Here, the treatment plan was approved by the District Court on December 28, 1987. It required the father to obtain psychological and alcohol dependency evaluations by January 15, 1988, and to comply with the associated recommendations. It also required that the father visit A.B., meet with A.B.’s doctors, and maintain contact with the social worker and keep the social worker informed of his current address. The plan also advised the parents that noncompliance by February 15, 1988, could result in the potential loss of their parental rights.
In view of the District Court’s finding that the father failed to comply with a single requirement of the plan, we find the District *350Court did not err when it ordered treatment objectives of the plan completed by February 15, 1988. Further, the father claims that because of the criminal charges he was facing in Flathead County, and under the advice of his criminal defense counsel, he did not comply with the psychological evaluation. We find no merit in this contention. The record indicates that the father was represented by at least three different attorneys throughout these proceedings and the record is completely devoid of any objection to the terms of the treatment plan, and equally devoid of any attempt to modify its requirements or time limits.

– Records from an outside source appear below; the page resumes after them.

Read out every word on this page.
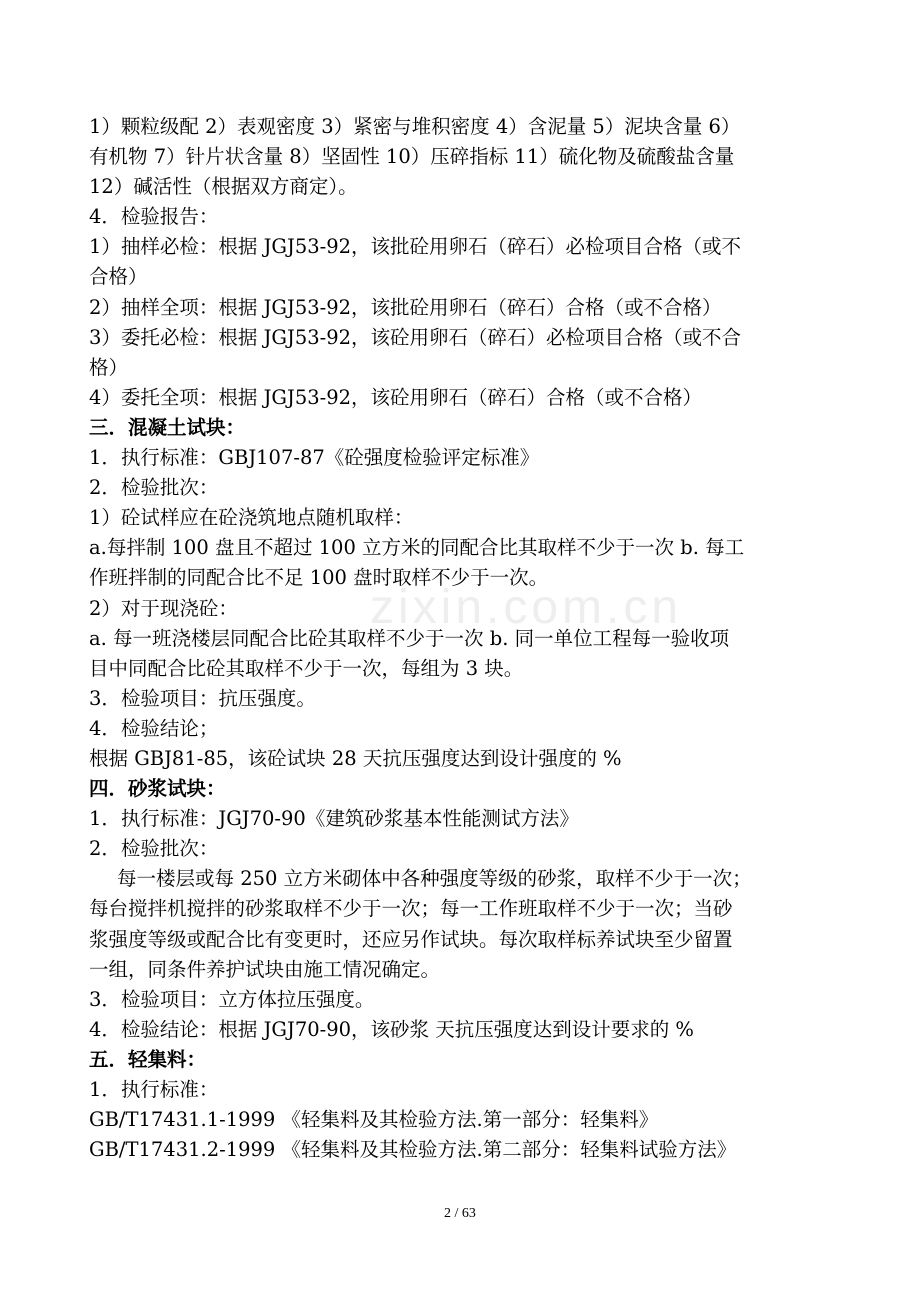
zixin.com.cn
1）颗粒级配 2）表观密度 3）紧密与堆积密度 4）含泥量 5）泥块含量 6）
有机物 7）针片状含量 8）坚固性 10）压碎指标 11）硫化物及硫酸盐含量
12）碱活性（根据双方商定）。
4．检验报告：
1）抽样必检：根据 JGJ53-92，该批砼用卵石（碎石）必检项目合格（或不
合格）
2）抽样全项：根据 JGJ53-92，该批砼用卵石（碎石）合格（或不合格）
3）委托必检：根据 JGJ53-92，该砼用卵石（碎石）必检项目合格（或不合
格）
4）委托全项：根据 JGJ53-92，该砼用卵石（碎石）合格（或不合格）
三．混凝土试块：
1．执行标准：GBJ107-87《砼强度检验评定标准》
2．检验批次：
1）砼试样应在砼浇筑地点随机取样：
a.每拌制 100 盘且不超过 100 立方米的同配合比其取样不少于一次 b. 每工
作班拌制的同配合比不足 100 盘时取样不少于一次。
2）对于现浇砼：
a. 每一班浇楼层同配合比砼其取样不少于一次 b. 同一单位工程每一验收项
目中同配合比砼其取样不少于一次，每组为 3 块。
3．检验项目：抗压强度。
4．检验结论；
根据 GBJ81-85，该砼试块 28 天抗压强度达到设计强度的 %
四．砂浆试块：
1．执行标准：JGJ70-90《建筑砂浆基本性能测试方法》
2．检验批次：
每一楼层或每 250 立方米砌体中各种强度等级的砂浆，取样不少于一次；
每台搅拌机搅拌的砂浆取样不少于一次；每一工作班取样不少于一次；当砂
浆强度等级或配合比有变更时，还应另作试块。每次取样标养试块至少留置
一组，同条件养护试块由施工情况确定。
3．检验项目：立方体拉压强度。
4．检验结论：根据 JGJ70-90，该砂浆 天抗压强度达到设计要求的 %
五．轻集料：
1．执行标准：
GB/T17431.1-1999 《轻集料及其检验方法.第一部分：轻集料》
GB/T17431.2-1999 《轻集料及其检验方法.第二部分：轻集料试验方法》
2 / 63
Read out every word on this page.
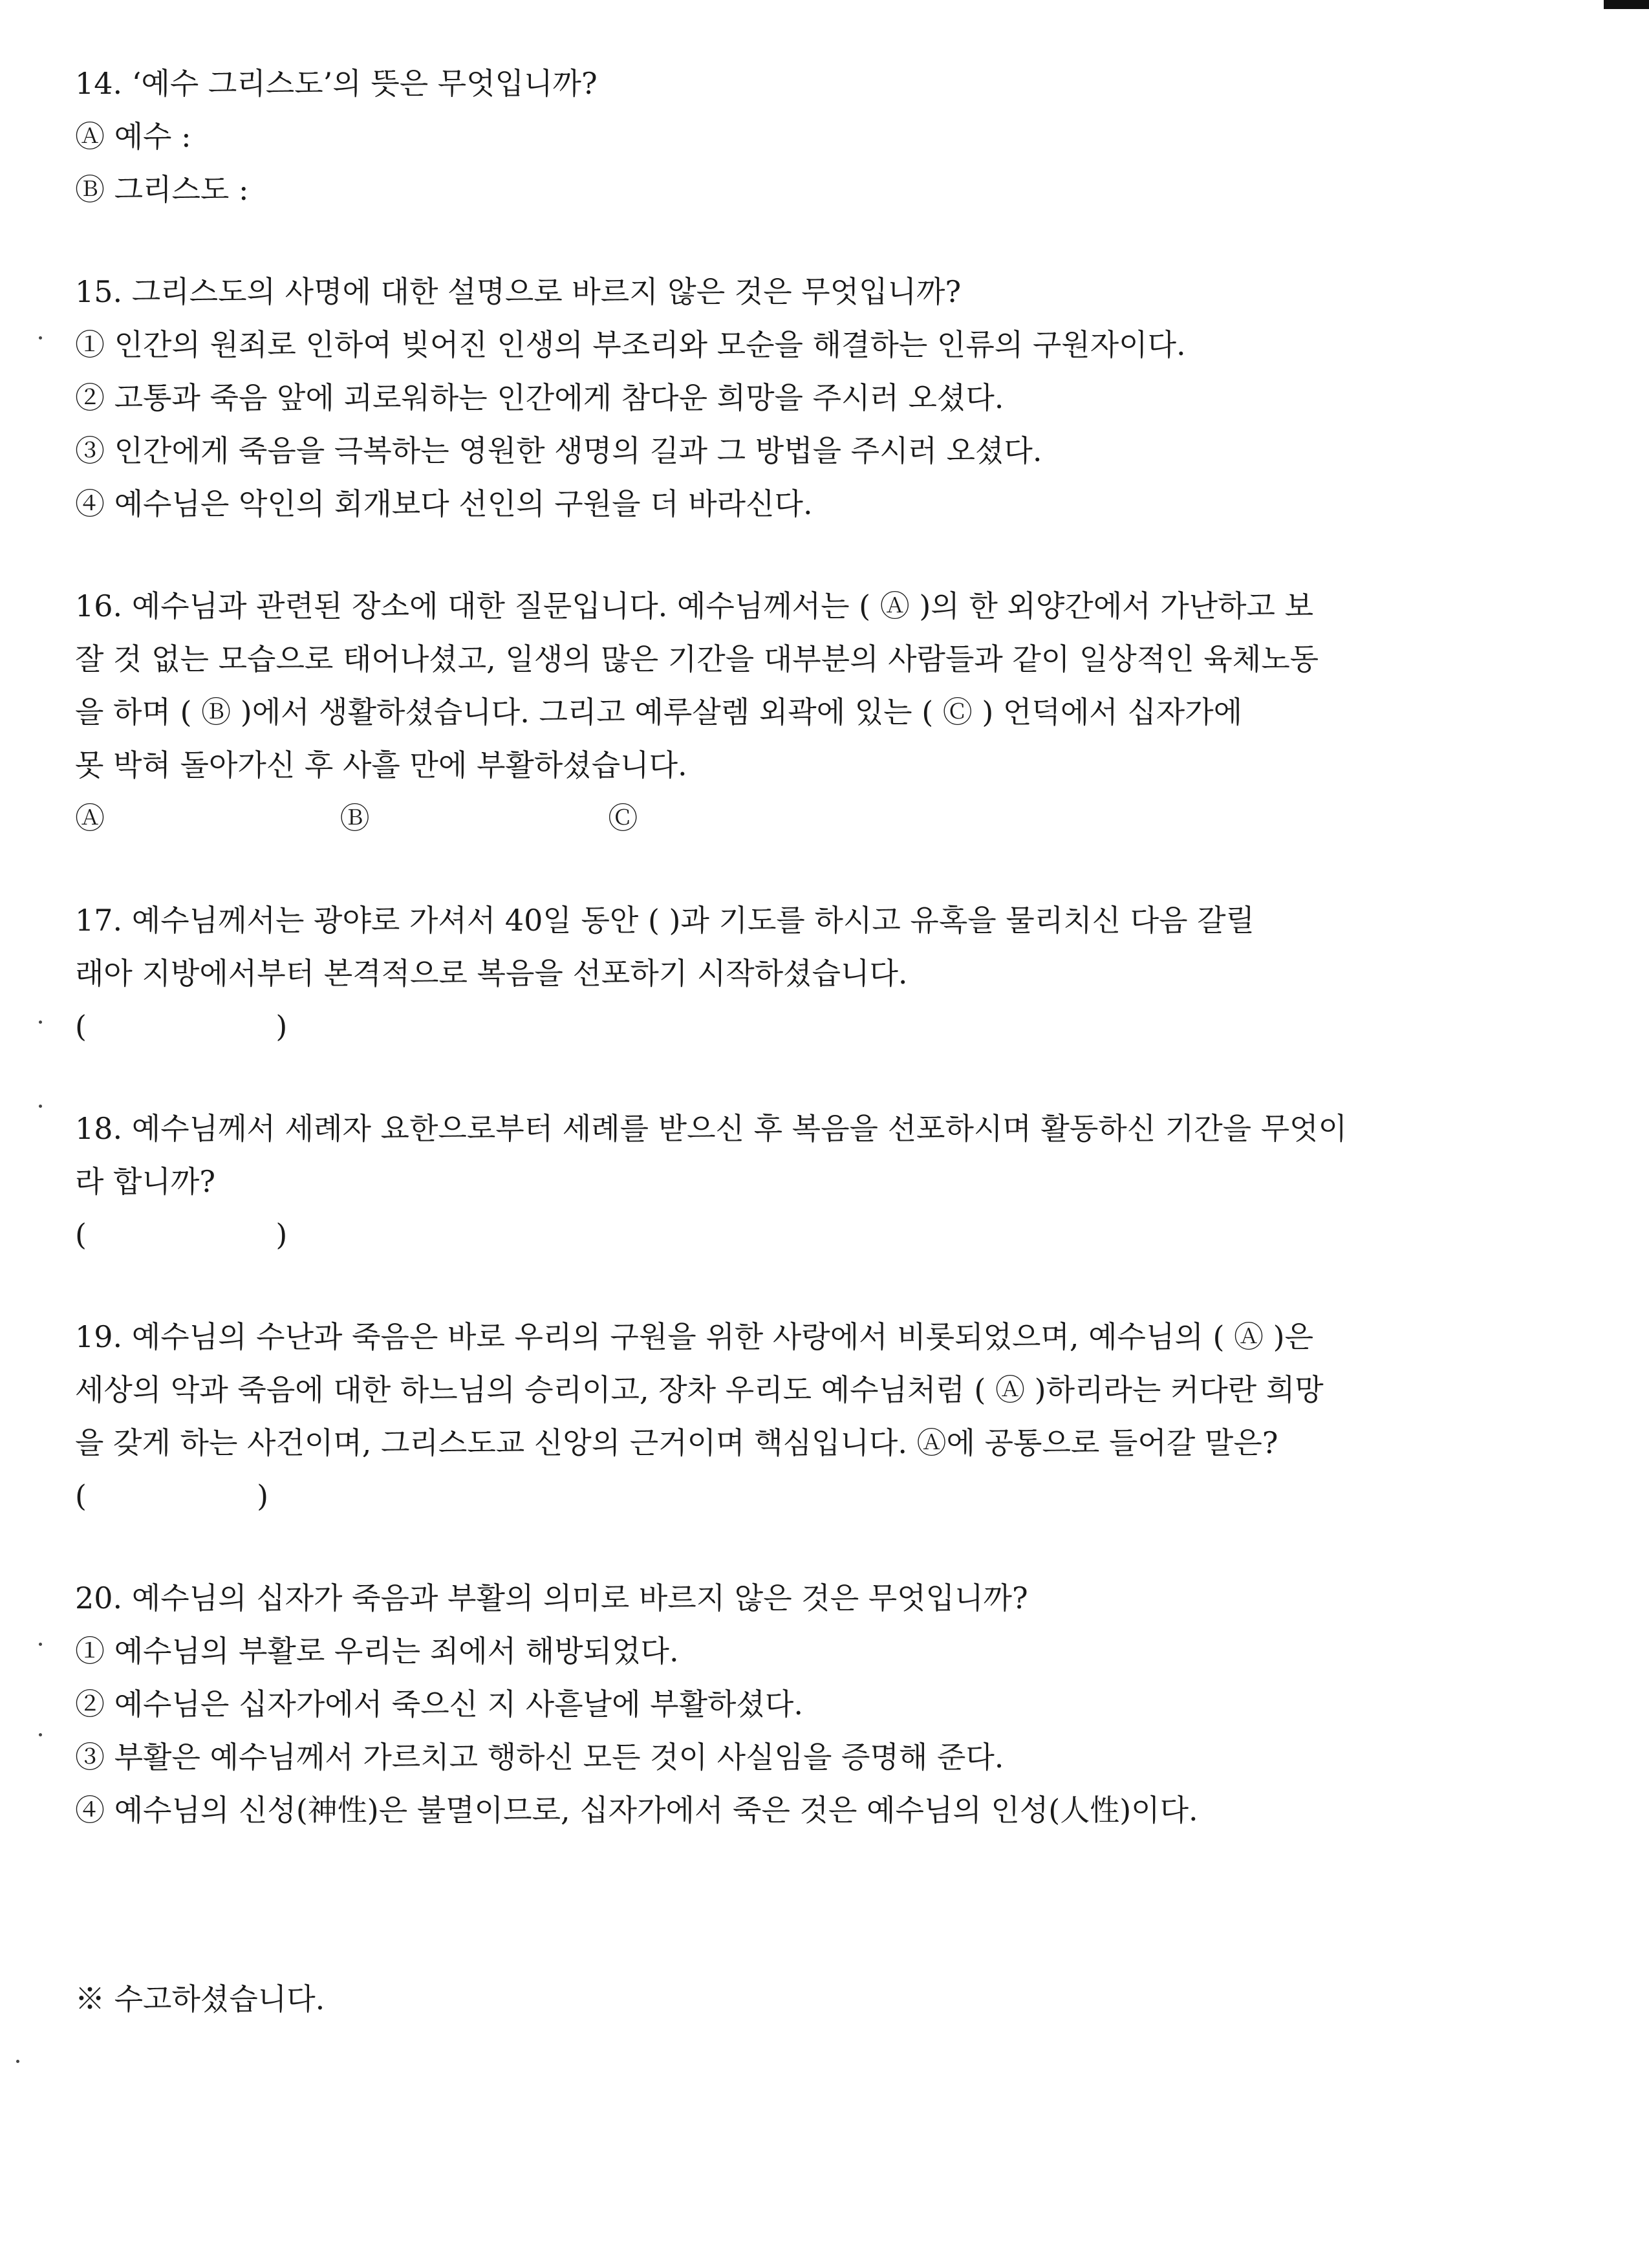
14. ‘예수 그리스도’의 뜻은 무엇입니까?
Ⓐ 예수 :
Ⓑ 그리스도 :
15. 그리스도의 사명에 대한 설명으로 바르지 않은 것은 무엇입니까?
① 인간의 원죄로 인하여 빚어진 인생의 부조리와 모순을 해결하는 인류의 구원자이다.
② 고통과 죽음 앞에 괴로워하는 인간에게 참다운 희망을 주시러 오셨다.
③ 인간에게 죽음을 극복하는 영원한 생명의 길과 그 방법을 주시러 오셨다.
④ 예수님은 악인의 회개보다 선인의 구원을 더 바라신다.
16. 예수님과 관련된 장소에 대한 질문입니다. 예수님께서는 ( Ⓐ )의 한 외양간에서 가난하고 보
잘 것 없는 모습으로 태어나셨고, 일생의 많은 기간을 대부분의 사람들과 같이 일상적인 육체노동
을 하며 ( Ⓑ )에서 생활하셨습니다. 그리고 예루살렘 외곽에 있는 ( Ⓒ ) 언덕에서 십자가에
못 박혀 돌아가신 후 사흘 만에 부활하셨습니다.
Ⓐ	Ⓑ	Ⓒ
17. 예수님께서는 광야로 가셔서 40일 동안 ( )과 기도를 하시고 유혹을 물리치신 다음 갈릴
래아 지방에서부터 본격적으로 복음을 선포하기 시작하셨습니다.
(                    )
18. 예수님께서 세례자 요한으로부터 세례를 받으신 후 복음을 선포하시며 활동하신 기간을 무엇이
라 합니까?
(                    )
19. 예수님의 수난과 죽음은 바로 우리의 구원을 위한 사랑에서 비롯되었으며, 예수님의 ( Ⓐ )은
세상의 악과 죽음에 대한 하느님의 승리이고, 장차 우리도 예수님처럼 ( Ⓐ )하리라는 커다란 희망
을 갖게 하는 사건이며, 그리스도교 신앙의 근거이며 핵심입니다. Ⓐ에 공통으로 들어갈 말은?
(                  )
20. 예수님의 십자가 죽음과 부활의 의미로 바르지 않은 것은 무엇입니까?
① 예수님의 부활로 우리는 죄에서 해방되었다.
② 예수님은 십자가에서 죽으신 지 사흗날에 부활하셨다.
③ 부활은 예수님께서 가르치고 행하신 모든 것이 사실임을 증명해 준다.
④ 예수님의 신성(神性)은 불멸이므로, 십자가에서 죽은 것은 예수님의 인성(人性)이다.
※ 수고하셨습니다.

The final objection is that § 41-3-609(2)(e), MCA, authorized consideration of criminal convictions and sentences providing for long-term incarceration. The father argues that the trial court may not, in the termination of parental rights, rely upon a criminal conviction and sentence of imprisonment unconfirmed by appellate review. No authority is offered in support of the foregoing proposition. We find no provision authorizing consideration of “long-term confinement” under the provisions of § 41-3-609(2) (e), MCA. Therefore we find no abuse of discretion.
The judgment is affirmed.
JUSTICES SHEEHY, HUNT, McDONOUGH and GULBRANDSON concur.